Comparison of FHE and Other Encryption Technologies
In the Web3 field, FHE, zero-knowledge proof ( ZK ), multi-party computation ( MPC ), and trusted execution environment ( TEE ) are all major privacy protection methods. In comparison, FHE can perform various operations on encrypted data without the need for decryption. MPC allows multiple parties to perform joint computations while protecting privacy. TEE provides a secure computing environment, but with lower flexibility.
Although FHE performs excellently in supporting complex computational tasks, its high computational overhead and scalability issues still limit its widespread use in real-time applications.
Challenges Facing FHE
High computational overhead: FHE requires a large amount of computational resources, especially for high-degree polynomial operations, where the processing time grows polynomially.
Limited operational capabilities: FHE mainly supports addition and multiplication operations, with limited support for complex nonlinear operations, which restricts its use in AI applications such as deep neural networks.
Multi-user support complexity: When dealing with multi-user datasets, the complexity of the FHE system increases significantly, making key management and architecture design more challenging.
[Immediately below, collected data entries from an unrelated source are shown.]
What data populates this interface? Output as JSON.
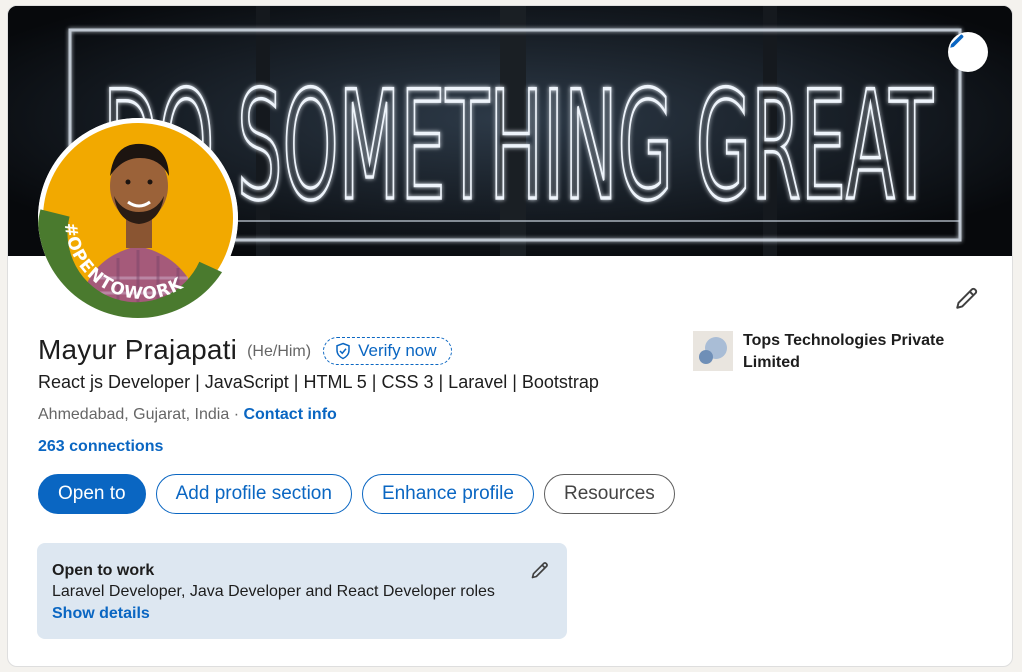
{
  "banner": {
    "neon_text_line": "DO SOMETHING GREAT",
    "edit_icon": "pencil-icon"
  },
  "avatar": {
    "badge_text": "#OPENTOWORK"
  },
  "profile": {
    "name": "Mayur Prajapati",
    "pronouns": "(He/Him)",
    "verify_label": "Verify now",
    "headline": "React js Developer | JavaScript | HTML 5 | CSS 3 | Laravel | Bootstrap",
    "location": "Ahmedabad, Gujarat, India",
    "separator": "·",
    "contact_info": "Contact info",
    "connections": "263 connections"
  },
  "company": {
    "name": "Tops Technologies Private Limited"
  },
  "actions": {
    "open_to": "Open to",
    "add_section": "Add profile section",
    "enhance": "Enhance profile",
    "resources": "Resources"
  },
  "open_to_work": {
    "title": "Open to work",
    "roles": "Laravel Developer, Java Developer and React Developer roles",
    "show_details": "Show details"
  },
  "colors": {
    "accent": "#0a66c2",
    "otw_green": "#4a7a2e",
    "avatar_bg": "#f2a900",
    "card_bg": "#dde7f1"
  }
}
The Combination of FHE and AI
In today's data-driven era, AI technology is widely applied in various fields. However, data privacy issues often hinder users from sharing sensitive information. Homomorphic Encryption provides a privacy-preserving solution for AI, allowing data to be processed in an encrypted state, ensuring privacy security. This feature is especially important under strict data protection regulations such as GDPR.
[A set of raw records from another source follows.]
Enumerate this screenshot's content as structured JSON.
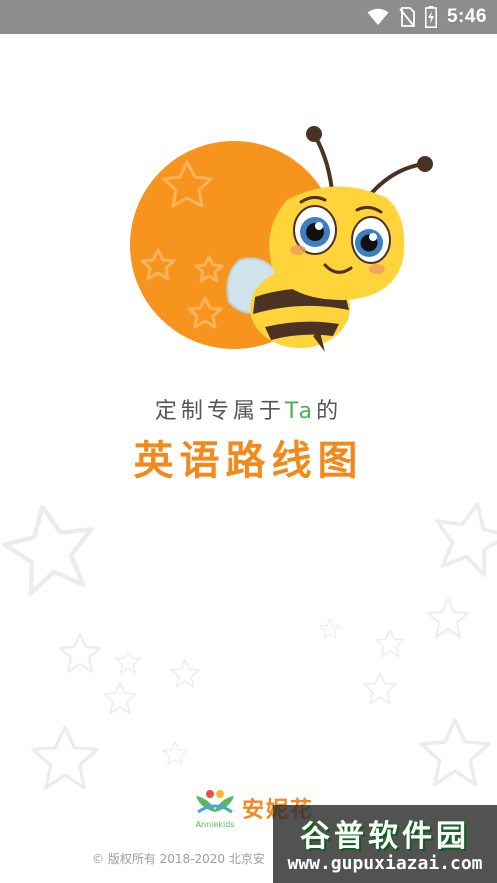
{
  "status_bar": {
    "time": "5:46",
    "icons": [
      "wifi-icon",
      "no-sim-icon",
      "battery-charging-icon"
    ]
  },
  "splash": {
    "tagline_prefix": "定制专属于",
    "tagline_accent": "Ta",
    "tagline_suffix": "的",
    "headline": "英语路线图"
  },
  "brand": {
    "name": "安妮花",
    "logo_text": "Anniekids"
  },
  "footer": {
    "copyright": "© 版权所有 2018-2020 北京安"
  },
  "watermark": {
    "title": "谷普软件园",
    "url": "www.gupuxiazai.com"
  },
  "colors": {
    "status_bar": "#8d8d8d",
    "accent_orange": "#f28a1b",
    "accent_green": "#4caf50",
    "bee_yellow": "#ffd43b"
  }
}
The Application of FHE in Blockchain
FHE is mainly used in the blockchain field to protect data privacy, including on-chain privacy, AI training data privacy, voting privacy, and transaction review. Currently, several projects are exploring the practical application of FHE technology:
A certain project: Based on TFHE technology, focusing on Boolean operations and low-bit-length integer operations, to build an FHE development stack for blockchain and AI applications.
A certain project: Developed a new smart contract language and FHE library suitable for blockchain networks.
A certain project: Utilizing FHE to achieve privacy protection in AI computing networks, supporting various AI models.
A certain project: Combining FHE and AI to provide a decentralized and privacy-preserving AI environment.
Certain Project: As a Layer 2 solution for Ethereum, it supports FHE Rollups and FHE Coprocessors, is EVM compatible, and supports Solidity smart contracts.
Conclusion
FHE, as an advanced technology that can perform computations on encrypted data, has significant advantages in protecting data privacy. Although it still faces challenges such as computational overhead and scalability, these issues are expected to be addressed through hardware acceleration and algorithm optimization. With the development of blockchain technology, the importance of FHE in the fields of privacy protection and secure computing will become increasingly prominent, and it is expected to become a core technology supporting privacy-preserving computation, bringing revolutionary breakthroughs in data security.